1960'ların sonlarında devrimci gençler Güney Amerika'daki solcu gerillalara öykünmüşlerdi. Radikal sol gruplar "kır gerillacılığı", "şehir gerillacılığı" üzerine teorik tartışmalara ve ardından bölünmelere uğramışlardı. 9 Mart 1971'de ordu içinde bir cunta ise, dışardaki sivillerle işbirliği içinde, Suriye ve Irak'ta rejimi ele geçirmiş yarı solcu yarı milliyetçi "BAAS" rejimleri türünden bir rejim ihdas etme peşindeydi. Olmadı. Cuntacılar kendi içlerinde parçalandılar ve "9 Martçılar" dışarda kalırken "12 Martçılar" mevcut Süleyman Demirel hükümetini işbaşından uzaklaştırarak kendilerine yakın sivillerden teşkil edilen bir hükümet kurdurdular. 12 Mart 1971'den 1973 seçimlerine kadar olan dönemde tam dört hükümet kurulmuştu.
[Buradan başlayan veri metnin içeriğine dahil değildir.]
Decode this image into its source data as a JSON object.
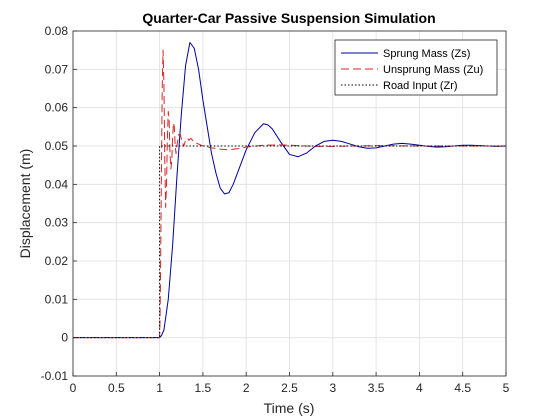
{
  "chart_data": {
    "type": "line",
    "title": "Quarter-Car Passive Suspension Simulation",
    "xlabel": "Time (s)",
    "ylabel": "Displacement (m)",
    "xlim": [
      0,
      5
    ],
    "ylim": [
      -0.01,
      0.08
    ],
    "xticks": [
      "0",
      "0.5",
      "1",
      "1.5",
      "2",
      "2.5",
      "3",
      "3.5",
      "4",
      "4.5",
      "5"
    ],
    "yticks": [
      "-0.01",
      "0",
      "0.01",
      "0.02",
      "0.03",
      "0.04",
      "0.05",
      "0.06",
      "0.07",
      "0.08"
    ],
    "grid": true,
    "legend_position": "top-right",
    "series": [
      {
        "name": "Sprung Mass (Zs)",
        "color": "#0000a0",
        "style": "solid",
        "x": [
          0,
          1.0,
          1.02,
          1.05,
          1.1,
          1.15,
          1.2,
          1.25,
          1.3,
          1.35,
          1.4,
          1.45,
          1.5,
          1.55,
          1.6,
          1.65,
          1.7,
          1.75,
          1.8,
          1.85,
          1.9,
          2.0,
          2.1,
          2.2,
          2.25,
          2.3,
          2.4,
          2.5,
          2.6,
          2.7,
          2.8,
          2.9,
          3.0,
          3.1,
          3.2,
          3.3,
          3.4,
          3.5,
          3.6,
          3.7,
          3.8,
          3.9,
          4.0,
          4.1,
          4.2,
          4.3,
          4.4,
          4.5,
          4.6,
          4.7,
          4.8,
          4.9,
          5.0
        ],
        "y": [
          0,
          0,
          0.0005,
          0.002,
          0.01,
          0.024,
          0.042,
          0.058,
          0.071,
          0.077,
          0.0755,
          0.07,
          0.062,
          0.055,
          0.048,
          0.043,
          0.039,
          0.0375,
          0.0378,
          0.04,
          0.043,
          0.049,
          0.0535,
          0.0558,
          0.0555,
          0.0545,
          0.051,
          0.0478,
          0.0472,
          0.0482,
          0.05,
          0.0512,
          0.0515,
          0.0512,
          0.0505,
          0.0498,
          0.0494,
          0.0495,
          0.05,
          0.0505,
          0.0507,
          0.0505,
          0.0502,
          0.0499,
          0.0497,
          0.0498,
          0.05,
          0.0502,
          0.0502,
          0.0501,
          0.05,
          0.0499,
          0.05
        ]
      },
      {
        "name": "Unsprung Mass (Zu)",
        "color": "#d62728",
        "style": "dashed",
        "x": [
          0,
          1.0,
          1.005,
          1.01,
          1.02,
          1.03,
          1.04,
          1.05,
          1.06,
          1.07,
          1.08,
          1.09,
          1.1,
          1.11,
          1.12,
          1.13,
          1.14,
          1.15,
          1.16,
          1.17,
          1.18,
          1.19,
          1.2,
          1.22,
          1.24,
          1.26,
          1.28,
          1.3,
          1.32,
          1.34,
          1.36,
          1.38,
          1.4,
          1.45,
          1.5,
          1.6,
          1.7,
          1.8,
          1.9,
          2.0,
          2.2,
          2.4,
          2.6,
          2.8,
          3.0,
          3.5,
          4.0,
          4.5,
          5.0
        ],
        "y": [
          0,
          0,
          0.005,
          0.015,
          0.04,
          0.065,
          0.075,
          0.066,
          0.046,
          0.034,
          0.04,
          0.052,
          0.059,
          0.057,
          0.048,
          0.044,
          0.046,
          0.052,
          0.056,
          0.055,
          0.05,
          0.048,
          0.05,
          0.053,
          0.053,
          0.051,
          0.05,
          0.0515,
          0.052,
          0.0515,
          0.052,
          0.0515,
          0.051,
          0.0505,
          0.05,
          0.0495,
          0.0492,
          0.049,
          0.0493,
          0.0497,
          0.0502,
          0.0503,
          0.0501,
          0.0499,
          0.0499,
          0.0501,
          0.05,
          0.05,
          0.05
        ]
      },
      {
        "name": "Road Input (Zr)",
        "color": "#000000",
        "style": "dotted",
        "x": [
          0,
          1.0,
          1.0,
          5.0
        ],
        "y": [
          0,
          0,
          0.05,
          0.05
        ]
      }
    ]
  }
}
Bu hükümetler, "ara rejim" hükümetleri olarak anıldılar. Bazı sol örgütler bir taraftan "şehir gerillacılığı", diğer taraftan "kır gerillacılığı" yapmaya kalkıştılar. Dağlarda, şehirlerde gerillacılık oynarken yaşamlarını yitiren devrimci gençler de olmuştu. Ülkenin sosyal, siyasal, ekonomik ve kültürel gerçeklikleriyle bir bağı yoktu bu teorilerin. Bu yüzden devrim hayalleri çabucak söndü. Ülkede büyük bir gözaltı furyası başladı. İstanbul'da gözaltına alınan solcu aydınlar- bunların bir kısmı 9 Martçılarla ilişki içindeydiler-"Ziverbey Köşkü" denilen bir köşkte sorgulandılar. İşte siyasi tarihimize Kontrgerilla olarak giren tabir ilk defa Ziverbey Köşkü'nde telaffuz edildi. "Karşıgerilla" yahut "gerillaya karşı gerilla" anlamına gelen Kontrgerilla.. Gözleri bağlı ifade veren sanıklara, sorgucular "Kontrgerilla karargahındasınız. Burada yasa masa yoktur" demişlerdi. Yani "siz gerillaysanız, biz de karşı-gerillayız" demişlerdi. "12 Mart" dönemi kapandıktan sonra bu köşkte sorgulanmış kişilerin yazdıkları hatıralarda kendilerine işkence yapanların "Kontrgerilla"dan oldukları şeklinde iddialar yer almıştır.

Demirel biliyor muydu?

Süleyman Demirel "Kontrgerilla" tartışmalarında her zaman "böyle bir şey yoktur" tutumu izledi. Kimi zaman da Ecevit'i "İktidar oldun, hadi çıkar ortaya" diyerek köşeye sıkıştırmaya çalıştı. Hadi diyelim ki Ecevit 1974'de Başbakan olduğunda "Özel Harp Dairesi'nden ve işlevlerinden haberi yoktu.. Peki Demirel için aynı şeyi söyleyebilir miyiz? Elbette ki hayır. Demirel biliyordu. 1990'da "Milliyet" gazetesinde yayımlanan anılarında Kenan Evren bir anekdota yer vermişti. 5 Mayıs 1980'de, yani "12 Eylül" darbesinden birkaç ay önce, Başbakan Demirel ile Genelkurmay Başkanı Kenan Evren bir görüşme yapmıştı. Ülkenin siyasi gündeminde Cumhurbaşkanlığı seçimleri ve tabii ki hergün yirmi otuz insanımızın hayatını kaybettiği siyasal şiddet olayları vardı. Demirel, Evren'den Özel Harp Dairesi'nin anarşi ve terörle mücadelede kullanılmasını istemişti. Evren de "olmaz" demişti. "Ama, 1971'deki Sıkıyönetim döneminde, bu amaçla kullanılmıştı" diye cevap vermişti Demirel.. Mesela Kızıldere'de Mahir Çayan ve arkadaşlarının öldürüldüğü operasyon bu daire tarafından gerçekleştirilmişti. Evren, anılarında şöyle devam ediyordu: "Kanaatim o ki, Genelkurmay Başkanlığım sırasında bu Teşkilat , görevi dışında kullanılmadı; ama belki bana intikal ettirilmeden, bazı yerlerde gayriresmi olarak bu işe bulaşmış olabilir; bunu bilemem". Oysa kanaatten daha kesin açıklamalara ihtiyaç var. Herneyse..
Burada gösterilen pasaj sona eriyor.